Pour limiter les cystites il est recommandé également de faire le plein de vitamine C


Pour limiter les risques de cystite, il faut impérativement consommer de la vitamine C au quotidien. L’apport par les fruits parfois insuffisant c’est pourquoi le recours à la supplémentation nutritionnelle est recommandée. En effet, la vitamine C permet d'empêcher la prolifération des bactéries responsables des cystites en gardant une urine acide.

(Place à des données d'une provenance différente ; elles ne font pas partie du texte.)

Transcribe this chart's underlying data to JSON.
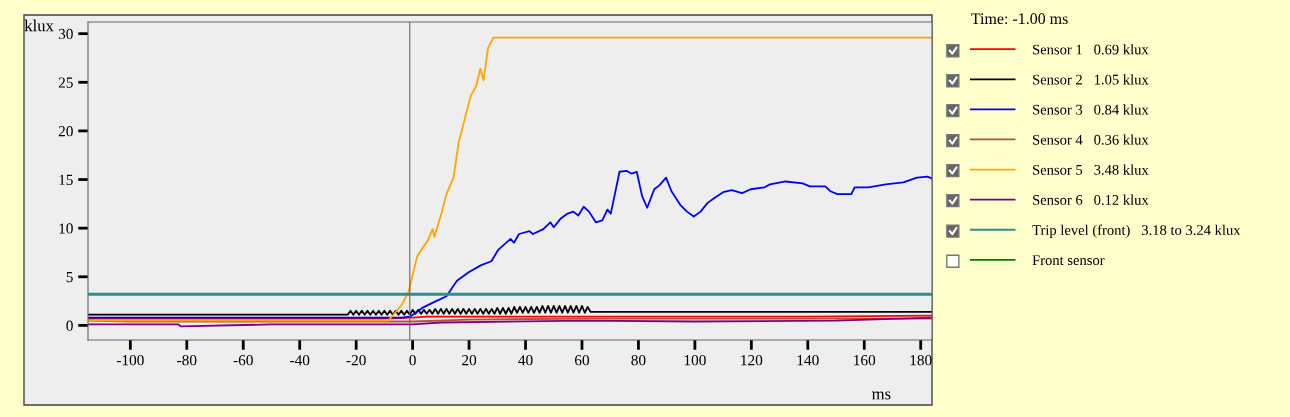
{
  "chart_data": {
    "type": "line",
    "xlabel": "ms",
    "ylabel": "klux",
    "legend_title": "Time: -1.00 ms",
    "legend": "right",
    "xlim": [
      -115,
      184
    ],
    "xticks": [
      -100,
      -80,
      -60,
      -40,
      -20,
      0,
      20,
      40,
      60,
      80,
      100,
      120,
      140,
      160,
      180
    ],
    "ylim": [
      -1.5,
      31.2
    ],
    "yticks": [
      0,
      5,
      10,
      15,
      20,
      25,
      30
    ],
    "grid": false,
    "marker": "none",
    "line_style": "solid",
    "ref_lines": [
      {
        "axis": "x",
        "value": -1,
        "color": "#666666"
      }
    ],
    "series": [
      {
        "name": "Sensor 1   0.69 klux",
        "color": "#ff0000",
        "x": [
          -115,
          -10,
          0,
          5,
          20,
          60,
          100,
          140,
          184
        ],
        "values": [
          0.7,
          0.7,
          0.8,
          0.9,
          0.9,
          0.9,
          0.9,
          0.9,
          1.0
        ]
      },
      {
        "name": "Sensor 2   1.05 klux",
        "color": "#000000",
        "x": [
          -115,
          -23,
          -22,
          -21,
          -20,
          -19,
          -18,
          -17,
          -16,
          -15,
          -14,
          -13,
          -12,
          -11,
          -10,
          -9,
          -8,
          -7,
          -6,
          -5,
          -4,
          -3,
          -2,
          -1,
          0,
          1,
          2,
          3,
          4,
          5,
          6,
          7,
          8,
          9,
          10,
          11,
          12,
          13,
          14,
          15,
          16,
          17,
          18,
          19,
          20,
          21,
          22,
          23,
          24,
          25,
          26,
          27,
          28,
          29,
          30,
          31,
          32,
          33,
          34,
          35,
          36,
          37,
          38,
          39,
          40,
          41,
          42,
          43,
          44,
          45,
          46,
          47,
          48,
          49,
          50,
          51,
          52,
          53,
          54,
          55,
          56,
          57,
          58,
          59,
          60,
          61,
          62,
          63,
          184
        ],
        "values": [
          1.1,
          1.1,
          1.5,
          1.1,
          1.5,
          1.1,
          1.5,
          1.1,
          1.5,
          1.1,
          1.5,
          1.1,
          1.5,
          1.1,
          1.5,
          1.1,
          1.5,
          1.1,
          1.5,
          1.1,
          1.5,
          1.1,
          1.5,
          1.1,
          1.6,
          1.2,
          1.6,
          1.2,
          1.6,
          1.2,
          1.6,
          1.2,
          1.7,
          1.2,
          1.7,
          1.2,
          1.7,
          1.2,
          1.7,
          1.2,
          1.7,
          1.2,
          1.7,
          1.2,
          1.7,
          1.2,
          1.7,
          1.2,
          1.7,
          1.2,
          1.7,
          1.2,
          1.7,
          1.2,
          1.8,
          1.2,
          1.8,
          1.2,
          1.8,
          1.2,
          1.9,
          1.3,
          1.9,
          1.3,
          1.9,
          1.3,
          1.9,
          1.3,
          1.9,
          1.3,
          2.0,
          1.3,
          2.0,
          1.3,
          2.0,
          1.3,
          2.0,
          1.3,
          2.0,
          1.3,
          2.0,
          1.3,
          2.0,
          1.3,
          2.0,
          1.3,
          1.9,
          1.4,
          1.4
        ]
      },
      {
        "name": "Sensor 3   0.84 klux",
        "color": "#0000ff",
        "x": [
          -115,
          -3.9,
          -0.9,
          3.4,
          8.3,
          12.0,
          15.7,
          20.0,
          24.3,
          27.9,
          30.4,
          34.7,
          35.9,
          37.7,
          41.4,
          42.6,
          46.3,
          48.8,
          50.0,
          52.5,
          54.9,
          56.9,
          58.7,
          60.6,
          62.5,
          64.9,
          67.2,
          69.0,
          70.2,
          73.3,
          75.7,
          77.6,
          79.4,
          81.3,
          83.1,
          85.6,
          87.4,
          89.8,
          91.7,
          94.8,
          97.2,
          99.6,
          102.0,
          104.5,
          106.9,
          110.0,
          113.1,
          116.7,
          119.8,
          124.7,
          126.6,
          132.1,
          138.2,
          140.7,
          146.2,
          148.0,
          150.5,
          155.4,
          156.6,
          161.5,
          167.6,
          173.8,
          178.7,
          182.4,
          184
        ],
        "values": [
          0.8,
          0.8,
          0.9,
          1.8,
          2.5,
          3.0,
          4.6,
          5.5,
          6.2,
          6.6,
          7.8,
          8.9,
          8.5,
          9.4,
          9.7,
          9.4,
          9.9,
          10.6,
          10.1,
          11.0,
          11.5,
          11.7,
          11.3,
          12.2,
          11.7,
          10.6,
          10.8,
          11.9,
          11.5,
          15.8,
          15.9,
          15.6,
          15.8,
          13.3,
          12.1,
          14.0,
          14.4,
          15.2,
          13.8,
          12.4,
          11.7,
          11.2,
          11.7,
          12.6,
          13.1,
          13.7,
          13.9,
          13.6,
          14.0,
          14.2,
          14.5,
          14.8,
          14.6,
          14.3,
          14.3,
          13.8,
          13.5,
          13.5,
          14.2,
          14.2,
          14.5,
          14.7,
          15.2,
          15.3,
          15.1
        ]
      },
      {
        "name": "Sensor 4   0.36 klux",
        "color": "#b5523b",
        "x": [
          -115,
          -100,
          -40,
          -10,
          0,
          20,
          60,
          100,
          150,
          184
        ],
        "values": [
          0.5,
          0.4,
          0.4,
          0.4,
          0.4,
          0.6,
          0.7,
          0.7,
          0.7,
          0.7
        ]
      },
      {
        "name": "Sensor 5   3.48 klux",
        "color": "#ffa500",
        "x": [
          -115,
          -8.6,
          -3.9,
          -1.5,
          1.6,
          5.3,
          7.1,
          7.7,
          10.2,
          12.0,
          14.5,
          16.3,
          18.8,
          20.6,
          22.5,
          24.0,
          25.1,
          26.7,
          28.6,
          184
        ],
        "values": [
          0.5,
          0.5,
          2.1,
          3.4,
          7.1,
          8.7,
          9.9,
          9.1,
          11.5,
          13.5,
          15.2,
          18.8,
          21.6,
          23.6,
          24.6,
          26.4,
          25.2,
          28.5,
          29.6,
          29.6
        ]
      },
      {
        "name": "Sensor 6   0.12 klux",
        "color": "#800080",
        "x": [
          -115,
          -100,
          -83,
          -82,
          -50,
          0,
          10,
          60,
          100,
          150,
          184
        ],
        "values": [
          0.1,
          0.1,
          0.1,
          -0.1,
          0.1,
          0.1,
          0.3,
          0.5,
          0.4,
          0.5,
          0.8
        ]
      },
      {
        "name": "Trip level (front)   3.18 to 3.24 klux",
        "color": "#2a9090",
        "x": [
          -115,
          184
        ],
        "values": [
          3.2,
          3.2
        ]
      },
      {
        "name": "Front sensor",
        "color": "#008000"
      }
    ]
  }
}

Or, plus l’urine est acidifiée, moins les bactéries pourront s'y développer facilement, Selon le célèbre Sherry Ross, gynécologue au Providence Saint John's Health Center en Californie.

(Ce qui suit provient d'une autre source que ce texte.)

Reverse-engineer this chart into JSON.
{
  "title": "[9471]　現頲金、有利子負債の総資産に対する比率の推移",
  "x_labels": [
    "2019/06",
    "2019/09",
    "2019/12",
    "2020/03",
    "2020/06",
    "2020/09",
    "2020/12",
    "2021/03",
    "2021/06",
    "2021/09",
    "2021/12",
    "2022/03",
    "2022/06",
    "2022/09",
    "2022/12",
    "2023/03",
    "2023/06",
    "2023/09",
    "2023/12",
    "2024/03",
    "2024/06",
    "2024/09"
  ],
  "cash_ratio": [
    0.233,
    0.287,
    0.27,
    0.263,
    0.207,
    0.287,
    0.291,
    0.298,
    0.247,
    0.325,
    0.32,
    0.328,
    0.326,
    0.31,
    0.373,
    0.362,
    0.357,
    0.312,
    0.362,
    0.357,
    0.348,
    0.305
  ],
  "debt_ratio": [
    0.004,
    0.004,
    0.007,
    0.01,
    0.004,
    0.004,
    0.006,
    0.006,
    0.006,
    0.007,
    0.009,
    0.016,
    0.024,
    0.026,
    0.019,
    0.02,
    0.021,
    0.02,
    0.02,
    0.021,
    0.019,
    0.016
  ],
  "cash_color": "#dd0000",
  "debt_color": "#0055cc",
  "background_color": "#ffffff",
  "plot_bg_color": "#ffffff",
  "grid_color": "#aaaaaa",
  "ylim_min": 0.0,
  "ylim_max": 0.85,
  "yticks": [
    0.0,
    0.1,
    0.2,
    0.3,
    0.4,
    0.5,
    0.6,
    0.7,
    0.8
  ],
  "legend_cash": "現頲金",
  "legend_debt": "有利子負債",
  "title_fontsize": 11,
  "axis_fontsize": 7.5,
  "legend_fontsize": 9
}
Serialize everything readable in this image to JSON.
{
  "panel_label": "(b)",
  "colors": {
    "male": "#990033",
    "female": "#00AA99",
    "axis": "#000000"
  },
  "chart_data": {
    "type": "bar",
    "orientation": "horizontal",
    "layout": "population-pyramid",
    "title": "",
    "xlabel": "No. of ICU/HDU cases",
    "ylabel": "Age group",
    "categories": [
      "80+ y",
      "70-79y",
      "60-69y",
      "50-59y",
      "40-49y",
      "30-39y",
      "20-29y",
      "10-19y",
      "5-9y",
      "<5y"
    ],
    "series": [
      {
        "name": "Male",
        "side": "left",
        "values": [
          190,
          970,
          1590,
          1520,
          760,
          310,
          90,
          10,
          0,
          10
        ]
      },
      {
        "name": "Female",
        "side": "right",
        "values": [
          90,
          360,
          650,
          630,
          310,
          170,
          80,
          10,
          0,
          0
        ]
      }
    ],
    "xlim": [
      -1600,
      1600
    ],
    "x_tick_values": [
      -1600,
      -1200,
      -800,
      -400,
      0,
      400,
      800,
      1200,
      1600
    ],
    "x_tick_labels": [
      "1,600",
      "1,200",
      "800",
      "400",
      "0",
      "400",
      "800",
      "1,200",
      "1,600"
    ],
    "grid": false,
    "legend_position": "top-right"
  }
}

C'est aussi un excellent moyen de booster le système immunitaire, d'éviter que les défenses immunitaires ne chutent, ce qui pourrait déclencher des infections urinaires.

 

Les mesures hygiéno-diététiques qui accompagnent la cystite :


Il est recommandé qu’elles accompagnent toute prise en charge thérapeutique naturelle :
- apports hydriques suffisants
- ne pas se retenir trop longtemps d’uriner
- régularisation du transit intestinal
- uriner après les rapports sexuels
- proscrire les produits de toilette intime parfumés
- éviter le port de vêtements trop serrés
- éviter les douches intimes trop répétées et trop intenses

 

Références scientifiques :
(1) CMIT (Collège des Enseignants de Médecine Infectieuse et Tropicale). UE6 N°157 Infections urinaires de l’adulte. [en ligne]. In : INFECTIOLOGIE.com. Disponibesur:http://www.infectiologie.com/site/medias/enseignement/ECN/ECN_Pilly2016_UE6157.pdf
(2) COLLIGNON A, POILANE I. Infectiologie. 4èmeédition. Wolters Kluwer France, France, 2013 pp.325-335
(3). AFSSAPS (Agence Française de Sécurité Sanitaire des Produits de Santé). Recommandations de bonne pratique: diagnostic et antibiothérapie des infections urinaires bactériennes communautaires chez l’adulte [en ligne]. Disponible sur : http://www.infectiologie.com/site/medias/_documents/consensus/afssaps-inf-urinaires-adulte-recos.pdf
(4)HUBLET, S, TOMBAL, B (2004). Cystites récidivantes non compliquées chez la femme. Louvain Médical, 123, 210-219.
(5)LAVIGNE, J-P BOURG, G, BOTTO, H, SOTTO, A. (2007). Cranberry (Vaccinium Macrocarpon) et infection urinaires: étude et revue de la littérature. Pathologie Biologie, 55, (8-9), 460-464.